From Table 2, it can be seen that approximately 35 times as much H2 is generated in Comparative Example 2 compared to Comparative Example 1 due to the influence of heavy metals attached to the fluidized particles. It can be seen that by keeping the fluidized particles in place, the generation of l12 hot water can be suppressed to the level before heavy metal contamination of the fluidized particles. Furthermore, from Comparative Example 3, it is clear that when the hydrogen partial pressure in the pyrolysis reactor exceeds a certain range, hydrogen consumption begins and a hydrogenation reaction of cracked oil occurs.

] - Yield note) *: Estimated value of coke yield -100- (cracked oil production yield, sufficient cracked gas yield) From Table 3, due to the influence of the single metals attached to the fluidized particles, the comparison example In Comparative Example 2, the coke yield increased by about 1.5 times compared to Comparative Example 1, but by placing the inside of the pyrolysis reactor under a certain range of hydrogen partial pressure, it was possible to increase the coke yield to the level before heavy metal contamination of the fluidized particles. It can be seen that the coke yield can be suppressed.
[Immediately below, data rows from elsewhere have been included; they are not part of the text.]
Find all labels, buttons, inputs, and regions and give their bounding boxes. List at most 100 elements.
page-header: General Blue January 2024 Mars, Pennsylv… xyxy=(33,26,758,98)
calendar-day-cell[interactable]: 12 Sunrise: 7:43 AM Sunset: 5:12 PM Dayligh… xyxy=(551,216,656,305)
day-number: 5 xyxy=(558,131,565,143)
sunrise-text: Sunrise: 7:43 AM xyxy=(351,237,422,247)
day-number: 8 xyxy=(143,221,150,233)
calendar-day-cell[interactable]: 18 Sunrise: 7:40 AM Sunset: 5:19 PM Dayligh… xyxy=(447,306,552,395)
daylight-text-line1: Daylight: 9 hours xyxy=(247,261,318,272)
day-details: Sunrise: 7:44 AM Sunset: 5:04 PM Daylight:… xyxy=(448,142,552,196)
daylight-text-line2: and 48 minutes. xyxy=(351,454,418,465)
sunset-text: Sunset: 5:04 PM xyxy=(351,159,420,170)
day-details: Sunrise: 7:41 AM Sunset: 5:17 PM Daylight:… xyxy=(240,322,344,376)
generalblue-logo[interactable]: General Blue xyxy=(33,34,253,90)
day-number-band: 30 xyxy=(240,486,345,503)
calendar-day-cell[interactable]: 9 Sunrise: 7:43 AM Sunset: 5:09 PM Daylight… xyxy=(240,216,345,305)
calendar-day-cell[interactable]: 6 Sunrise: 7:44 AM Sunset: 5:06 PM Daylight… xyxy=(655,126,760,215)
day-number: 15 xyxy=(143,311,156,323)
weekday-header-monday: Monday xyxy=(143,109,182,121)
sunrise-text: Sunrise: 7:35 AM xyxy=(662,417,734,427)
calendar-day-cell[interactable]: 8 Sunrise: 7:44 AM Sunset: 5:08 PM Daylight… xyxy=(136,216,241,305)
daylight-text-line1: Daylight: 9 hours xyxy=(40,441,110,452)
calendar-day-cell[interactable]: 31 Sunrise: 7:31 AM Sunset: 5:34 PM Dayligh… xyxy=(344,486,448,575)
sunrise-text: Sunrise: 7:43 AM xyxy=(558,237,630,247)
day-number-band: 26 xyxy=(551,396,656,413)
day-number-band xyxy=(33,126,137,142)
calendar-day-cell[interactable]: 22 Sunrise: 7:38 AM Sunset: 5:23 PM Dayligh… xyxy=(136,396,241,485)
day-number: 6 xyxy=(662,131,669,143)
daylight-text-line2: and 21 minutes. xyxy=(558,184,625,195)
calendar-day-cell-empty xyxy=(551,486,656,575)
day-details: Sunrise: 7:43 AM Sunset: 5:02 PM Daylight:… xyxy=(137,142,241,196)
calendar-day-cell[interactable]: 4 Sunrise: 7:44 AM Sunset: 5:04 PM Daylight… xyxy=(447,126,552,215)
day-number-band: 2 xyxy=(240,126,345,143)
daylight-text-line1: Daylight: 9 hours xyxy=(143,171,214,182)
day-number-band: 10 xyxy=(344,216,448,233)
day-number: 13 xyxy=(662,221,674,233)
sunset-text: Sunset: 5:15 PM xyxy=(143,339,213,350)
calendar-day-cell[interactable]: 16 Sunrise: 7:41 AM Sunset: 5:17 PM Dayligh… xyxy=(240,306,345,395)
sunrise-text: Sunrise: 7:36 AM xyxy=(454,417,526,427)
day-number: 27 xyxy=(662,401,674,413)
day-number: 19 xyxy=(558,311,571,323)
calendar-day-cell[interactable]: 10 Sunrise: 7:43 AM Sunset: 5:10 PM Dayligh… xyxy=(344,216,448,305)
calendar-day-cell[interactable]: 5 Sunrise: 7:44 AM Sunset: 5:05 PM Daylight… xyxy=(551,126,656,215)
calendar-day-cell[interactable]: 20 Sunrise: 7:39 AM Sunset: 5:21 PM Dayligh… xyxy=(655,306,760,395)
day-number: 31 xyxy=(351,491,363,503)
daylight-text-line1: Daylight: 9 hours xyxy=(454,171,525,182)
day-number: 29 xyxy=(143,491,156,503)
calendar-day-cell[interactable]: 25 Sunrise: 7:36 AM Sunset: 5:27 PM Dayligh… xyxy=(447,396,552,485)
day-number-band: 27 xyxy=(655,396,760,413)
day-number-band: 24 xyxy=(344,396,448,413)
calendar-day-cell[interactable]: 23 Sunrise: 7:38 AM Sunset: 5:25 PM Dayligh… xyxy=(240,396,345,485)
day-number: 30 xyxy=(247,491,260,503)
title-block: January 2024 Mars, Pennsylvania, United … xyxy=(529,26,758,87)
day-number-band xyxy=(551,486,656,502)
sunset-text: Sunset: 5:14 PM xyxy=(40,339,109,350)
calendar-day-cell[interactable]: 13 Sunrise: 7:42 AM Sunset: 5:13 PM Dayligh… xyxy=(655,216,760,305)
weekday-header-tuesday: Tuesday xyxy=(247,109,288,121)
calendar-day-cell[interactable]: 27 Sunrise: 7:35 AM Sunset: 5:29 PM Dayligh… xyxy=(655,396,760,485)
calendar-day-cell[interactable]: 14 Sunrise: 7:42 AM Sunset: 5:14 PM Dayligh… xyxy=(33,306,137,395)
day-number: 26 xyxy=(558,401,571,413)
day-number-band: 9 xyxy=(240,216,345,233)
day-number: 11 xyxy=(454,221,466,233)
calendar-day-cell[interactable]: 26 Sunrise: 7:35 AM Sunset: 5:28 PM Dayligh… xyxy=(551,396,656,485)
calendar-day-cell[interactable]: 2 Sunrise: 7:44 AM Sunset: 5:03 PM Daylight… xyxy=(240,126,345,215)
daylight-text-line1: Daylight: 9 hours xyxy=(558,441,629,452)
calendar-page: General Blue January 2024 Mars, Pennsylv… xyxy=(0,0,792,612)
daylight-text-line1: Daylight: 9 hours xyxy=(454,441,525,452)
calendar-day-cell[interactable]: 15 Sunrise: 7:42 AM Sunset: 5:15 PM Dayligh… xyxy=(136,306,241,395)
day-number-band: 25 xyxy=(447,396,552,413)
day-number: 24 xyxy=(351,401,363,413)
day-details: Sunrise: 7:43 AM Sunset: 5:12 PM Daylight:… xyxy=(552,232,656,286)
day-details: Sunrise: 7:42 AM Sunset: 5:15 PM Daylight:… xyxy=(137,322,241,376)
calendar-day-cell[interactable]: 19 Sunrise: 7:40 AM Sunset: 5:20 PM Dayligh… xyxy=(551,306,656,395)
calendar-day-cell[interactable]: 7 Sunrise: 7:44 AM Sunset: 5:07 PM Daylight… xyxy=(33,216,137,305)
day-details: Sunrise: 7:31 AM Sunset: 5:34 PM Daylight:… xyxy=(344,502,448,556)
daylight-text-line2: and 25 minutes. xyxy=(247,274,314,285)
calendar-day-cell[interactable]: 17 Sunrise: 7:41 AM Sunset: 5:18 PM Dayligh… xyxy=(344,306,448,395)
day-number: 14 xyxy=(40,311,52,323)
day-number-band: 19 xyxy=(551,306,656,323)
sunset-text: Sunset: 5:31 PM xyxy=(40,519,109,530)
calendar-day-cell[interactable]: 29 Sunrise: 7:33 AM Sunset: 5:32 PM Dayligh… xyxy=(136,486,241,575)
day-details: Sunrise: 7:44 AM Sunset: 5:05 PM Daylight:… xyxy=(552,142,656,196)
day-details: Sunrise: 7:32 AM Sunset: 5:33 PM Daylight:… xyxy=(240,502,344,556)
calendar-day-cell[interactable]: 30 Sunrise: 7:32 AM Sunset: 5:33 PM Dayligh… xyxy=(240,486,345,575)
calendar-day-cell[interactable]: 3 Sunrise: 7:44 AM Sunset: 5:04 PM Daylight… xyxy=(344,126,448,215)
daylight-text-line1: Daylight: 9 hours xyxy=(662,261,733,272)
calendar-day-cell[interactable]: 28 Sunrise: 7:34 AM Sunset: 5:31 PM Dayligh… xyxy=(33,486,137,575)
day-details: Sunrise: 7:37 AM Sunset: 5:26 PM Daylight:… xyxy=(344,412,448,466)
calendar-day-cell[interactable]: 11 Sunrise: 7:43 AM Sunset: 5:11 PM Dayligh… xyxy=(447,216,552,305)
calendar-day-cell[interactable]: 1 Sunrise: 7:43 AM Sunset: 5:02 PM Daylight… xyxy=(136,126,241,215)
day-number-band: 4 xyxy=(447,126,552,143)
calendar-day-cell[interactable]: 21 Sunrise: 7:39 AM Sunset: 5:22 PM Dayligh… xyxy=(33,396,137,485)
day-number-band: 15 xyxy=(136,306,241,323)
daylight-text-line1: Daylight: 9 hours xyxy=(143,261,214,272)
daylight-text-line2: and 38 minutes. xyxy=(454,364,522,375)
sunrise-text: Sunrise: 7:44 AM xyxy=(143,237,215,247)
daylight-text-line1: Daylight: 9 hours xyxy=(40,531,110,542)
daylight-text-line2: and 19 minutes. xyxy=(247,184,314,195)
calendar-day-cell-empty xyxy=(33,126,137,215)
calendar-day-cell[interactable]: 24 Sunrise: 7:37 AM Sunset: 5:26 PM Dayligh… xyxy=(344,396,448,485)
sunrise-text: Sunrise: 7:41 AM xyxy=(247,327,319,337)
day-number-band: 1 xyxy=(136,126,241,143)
[Brief explanation of the drawing]

The drawing is a flowchart showing one embodiment of the present invention. 1... thermal decomposition reactor, 2... regeneration reactor.

Claims (1)

[Claims] 1. A pyrolysis step in which heavy oil is brought into contact with fine powder of a porous body fluidized by a fluidizing gas and thermally decomposed to mainly obtain light oil, and this pyrolysis A regeneration process is performed between these two processes in which the fine powder extracted from the process is fluidized with a molecular oxygen-containing gas and a water vapor-containing gas, and the coke adhering to the fine powder is gasified and removed. In the method carried out while circulating the fine powder, the fine powder has a pore volume of 0.2 to 1.5 cm^3/g and a specific surface area of 5 to 1500 m^2/g, The average pore diameter is 10 to 10,000 Å, and the weight average diameter is 0.
．． The use of micro spherical particles with a diameter of 0.025 to 0.25 mm, which maintain these properties stably even at the operating temperature, and the presence of hydrogen gas in the pyrolysis process to increase the hydrogen partial pressure. about 0.5 to about 5Kg/c
m^2 and the total pressure in the same process is about 1 to about 10 kg/
A method for pyrolyzing heavy oil, characterized by maintaining the temperature at cm^2-G. 2. As at least a part of the fluidizing gas in the pyrolysis step,
The method according to claim 1, which uses non-condensable gases in the pyrolysis gas generated in the pyrolysis step. 3. As at least a part of the fluidizing gas in the pyrolysis step,
The method according to any one of claims 1 to 2, wherein a part of the reducing gasification gas, its purified gas, or its steam-modified gas generated in the regeneration step is used. 4. The method according to any one of claims 1 to 3, wherein the fine powder in the pyrolysis step carries 0.5 to 30% by weight of heavy metals.